Teradata’s leadership says that Aster is a great foundation for custom applications. Assuming that is true, for the sake of argument, the logical move is to donate Aster to open source, as Pivotal did with Greenplum.
SAP Acquiring Altiscale?
Late Summer Reading
In 2012, Amgen researchers disclosed that they were unable to reproduce findings in 47 out of 53 published cancer discoveries. In Nautilus, Ahmed Alkhateeb argues that we should not accept scientific results unless the findings are reproducible.
In a thesis submitted to Sweden’s KTH Royal Institute of Technology, Ahsan Javed Awan reports the results of benchmarking Apache Spark on a single scale-up server. He ran into some scaling issues on machines with more than twelve cores, which he records in some detail.
— Felix Gessert explains the ins and outs of different NoSQL databases and offers a rubric for choosing one.
— On the Google Research Blog, Peter Liu explains text summarization with TensorFlow.
— Joe Osborne interviews Google’s Norm Jouppi, who explains the Tensor Processing Unit (TPU).
— On the Kudu blog, Dan Burkert explains new range partitioning features in Kudu.
— Marco Tulio Ribiero et. al. explain Local Interpretable Model-Agnostic Explanations, a fancy name for partial dependency analysis.
— Stephen J. Bigelow explains the tools available on AWS for BI solutions: S3, RDS, Aurora, DynamoDB, EMR, Redshift, Quicksight and Amazon Machine Learning.
— On Slideshare, Manu Zhang and Sean Zhong explain Apache Gearpump, which is Yet Another Streaming Engine.
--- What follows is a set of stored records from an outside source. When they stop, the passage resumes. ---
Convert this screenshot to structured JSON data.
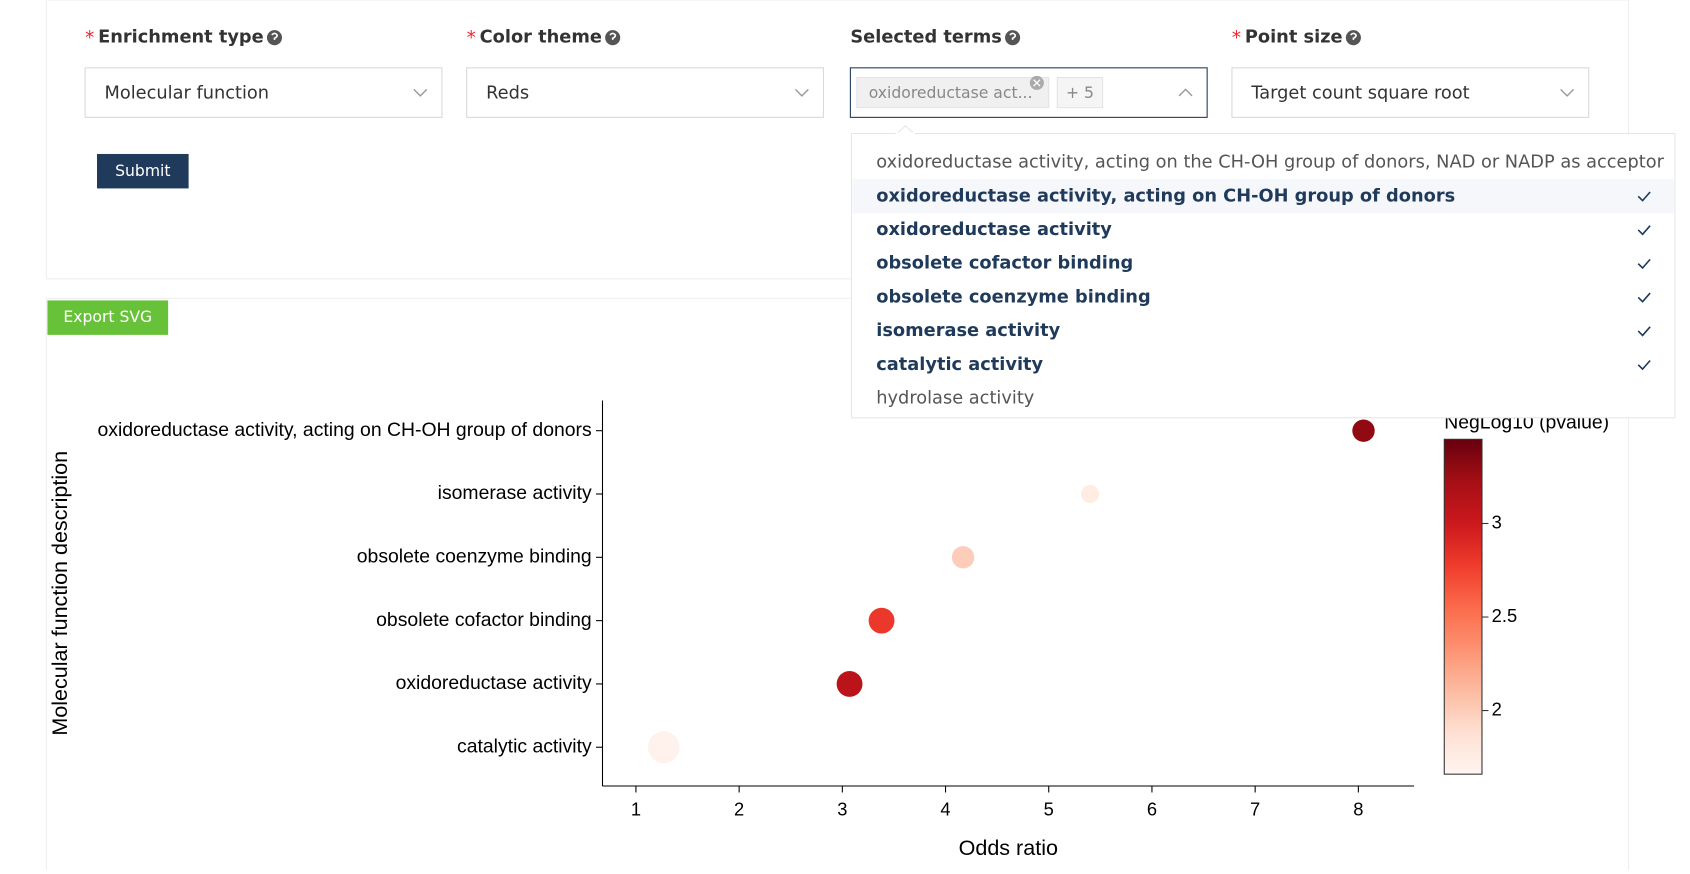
{
  "form": {
    "fields": [
      {
        "marker": "*",
        "label": "Enrichment type",
        "value": "Molecular function"
      },
      {
        "marker": "*",
        "label": "Color theme",
        "value": "Reds"
      },
      {
        "label": "Selected terms",
        "tag": "oxidoreductase act...",
        "more": "+ 5"
      },
      {
        "marker": "*",
        "label": "Point size",
        "value": "Target count square root"
      }
    ],
    "submit": "Submit"
  },
  "export": "Export SVG",
  "dropdown": {
    "options": [
      {
        "label": "oxidoreductase activity, acting on the CH-OH group of donors, NAD or NADP as acceptor",
        "selected": false
      },
      {
        "label": "oxidoreductase activity, acting on CH-OH group of donors",
        "selected": true
      },
      {
        "label": "oxidoreductase activity",
        "selected": true
      },
      {
        "label": "obsolete cofactor binding",
        "selected": true
      },
      {
        "label": "obsolete coenzyme binding",
        "selected": true
      },
      {
        "label": "isomerase activity",
        "selected": true
      },
      {
        "label": "catalytic activity",
        "selected": true
      },
      {
        "label": "hydrolase activity",
        "selected": false
      }
    ]
  },
  "chart_data": {
    "type": "scatter",
    "x_label": "Odds ratio",
    "y_label": "Molecular function description",
    "categories": [
      "oxidoreductase activity, acting on CH-OH group of donors",
      "isomerase activity",
      "obsolete coenzyme binding",
      "obsolete cofactor binding",
      "oxidoreductase activity",
      "catalytic activity"
    ],
    "values": [
      8.05,
      5.4,
      4.17,
      3.38,
      3.07,
      1.27
    ],
    "sizes": [
      3,
      2,
      3,
      4,
      4,
      6
    ],
    "color_values": [
      3.3,
      1.75,
      2.0,
      2.8,
      3.1,
      1.7
    ],
    "xlim": [
      0.676,
      8.54
    ],
    "xticks": [
      1,
      2,
      3,
      4,
      5,
      6,
      7,
      8
    ],
    "colorbar": {
      "title": "NegLog10 (pvalue)",
      "lim": [
        1.66,
        3.45
      ],
      "ticks": [
        2,
        2.5,
        3
      ],
      "colormap": [
        "#fff5f0",
        "#fee0d2",
        "#fcbba1",
        "#fc9272",
        "#fb6a4a",
        "#ef3b2c",
        "#cb181d",
        "#a50f15",
        "#67000d"
      ]
    }
  }
}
— Julie Bort explains why you shouldn’t depend on one cloud service provider.
— On the Confluent blog, Jay Kreps argues that multi-tenancy is the key capability of distributed systems.
— Cynthia Harvey compares AWS and Azure; she misses the big picture. AWS is a software-agnostic IaaS provider; MSFT is a software company with complementary PaaS and SaaS services. There are advantages and disadvantages to each model, but first one must recognize the difference.
— Curt Monash asks if analytic RDBMSs and data warehouse appliances are obsolete.
— SAP’s Ken Tsai opines on the role of Hadoop in digital transformation and IoT. Spoiler: he thinks Hadoop has a role.
Open Source News
— Hazelcast announces the general availability of Hazelcast 3.7, with performance improvements and a modular architecture. Hazelcast is an in-memory data grid.
— Apache Ignite completes the hat trick for in-memory bits by announcing Ignite 1.7.0.
— Apache Kudu launches Kudu 0.10.0.
— Microsoft announces the availability of Microsoft R Open (MRO) 3.3.1, with a streamlined installation process, additional packages, and bug fixes. MRO is a free and open source enhanced distribution of R.
— Big-Data-as-a-Service provider BlueData announces a $20 million “C” round led by Intel Capital. The company also announces a partnership with Intel to deliver its software on Xeon processors.
— Google offers several webinars in September for those who want to learn more about BigQuery, Cloud Dataflow, and the Google Cloud Platform.
— Syncsort announces that it has completed the acquisition of Cogito, a maker of mainframe stuff that complements Syncsort’s other mainframe stuff.